The disabilities featured in Irked run the gamut—a photo essay about cold-turkey narcotics-kicking, a suicide-information slideshow and a song from Thalidomide!! A Musical. There’s a cancer column, Tumour Humour (“because fuck cancer, that’s why”), and a featured portfolio of the writing of Lewis Schofield, a 10-year-old boy with Asperger’s Syndrome, which is similar to autism.
“The nutshell version of our mission statement,” Vais says, “is that people improve when they know someone’s paying attention. And we’re trying to work with people to tell their own stories. That’s what it’s about.”
For his part, Vais says, “It’s way more easy for me to tell my own story this year than it was this time last year. And next year should be even easier.” (A profile was written about him in the Montreal Gazette in May and he could only bring himself to talk to the interviewer by means of email. Lucky for me, he got on the phone.)
Vais started the magazine during a stress-related break from Concordia University where he was finishing a degree in communications and media studies.
It flourished. He jokes that he was so busy putting it together, he didn’t notice he was feeling better.
Vais hopes for the same bolstering effect for readers of Irked. Or writers.
Irked’s music critic is Joci Caven—13 years old and deaf with a cochlear implant. For her next column she’s covering her first-ever concert.
Vais says when he asked Joci to write the column she wrote back saying she’d be delighted and, by the way, her sister might also be good because “she’s even deafer than I am!”
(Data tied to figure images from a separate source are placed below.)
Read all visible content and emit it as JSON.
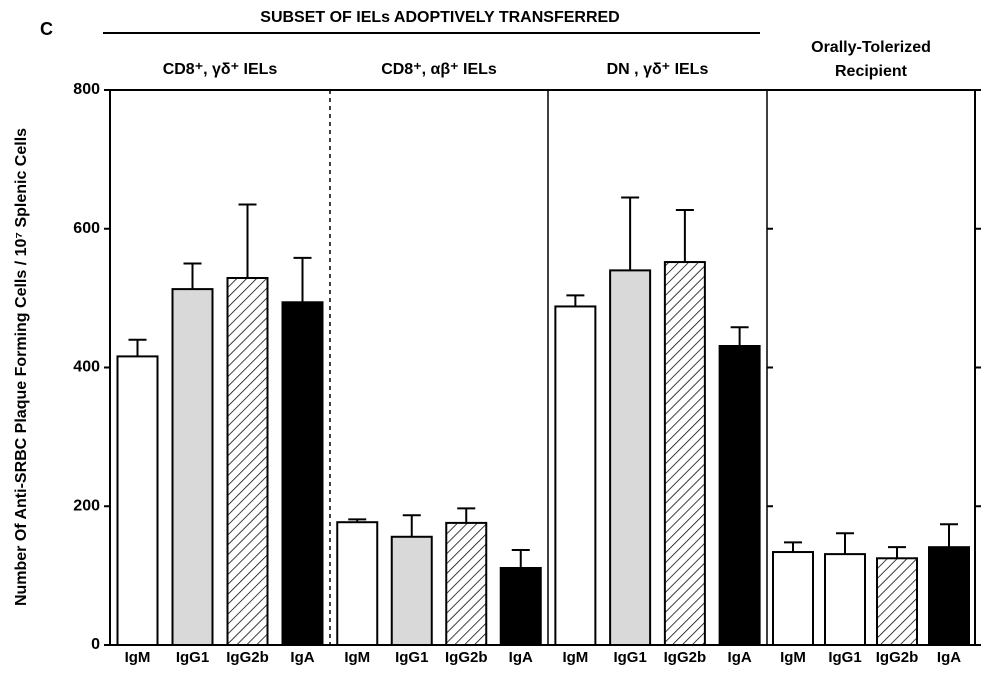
{
  "chart_data": {
    "type": "bar",
    "panel_label": "C",
    "title": "SUBSET OF IELs ADOPTIVELY TRANSFERRED",
    "y_label": "Number Of Anti-SRBC Plaque Forming Cells / 10⁷ Splenic Cells",
    "ylim": [
      0,
      800
    ],
    "yticks": [
      0,
      200,
      400,
      600,
      800
    ],
    "groups": [
      {
        "name": "CD8⁺, γδ⁺ IELs",
        "categories": [
          "IgM",
          "IgG1",
          "IgG2b",
          "IgA"
        ],
        "values": [
          416,
          513,
          529,
          494
        ],
        "errors": [
          24,
          37,
          106,
          64
        ],
        "fills": [
          "#ffffff",
          "#d9d9d9",
          "hatch",
          "#000000"
        ]
      },
      {
        "name": "CD8⁺, αβ⁺ IELs",
        "categories": [
          "IgM",
          "IgG1",
          "IgG2b",
          "IgA"
        ],
        "values": [
          177,
          156,
          176,
          111
        ],
        "errors": [
          4,
          31,
          21,
          26
        ],
        "fills": [
          "#ffffff",
          "#d9d9d9",
          "hatch",
          "#000000"
        ]
      },
      {
        "name": "DN , γδ⁺ IELs",
        "categories": [
          "IgM",
          "IgG1",
          "IgG2b",
          "IgA"
        ],
        "values": [
          488,
          540,
          552,
          431
        ],
        "errors": [
          16,
          105,
          75,
          27
        ],
        "fills": [
          "#ffffff",
          "#d9d9d9",
          "hatch",
          "#000000"
        ]
      },
      {
        "name": [
          "Orally-Tolerized",
          "Recipient"
        ],
        "categories": [
          "IgM",
          "IgG1",
          "IgG2b",
          "IgA"
        ],
        "values": [
          134,
          131,
          125,
          141
        ],
        "errors": [
          14,
          30,
          16,
          33
        ],
        "fills": [
          "#ffffff",
          "#ffffff",
          "hatch",
          "#000000"
        ]
      }
    ]
  }
}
Vais says, “That was a remarkable turning point for me. For a brief second this thing that had probably been negative for her whole life in some way, shape or form—even though she’s a really cool kid—was all of a sudden her most valuable gift.”
More writers are coming online, too, joining Vais in his web of “disability culture.”
“This is an ongoing thought,” he says, when I press him to define that tag. “We’re gathering our identity.”
So is it true that people improve when they know someone’s paying attention?
“Get back to me in a decade.”
Maybe by then—or even long before—he’ll be able to tell me in person.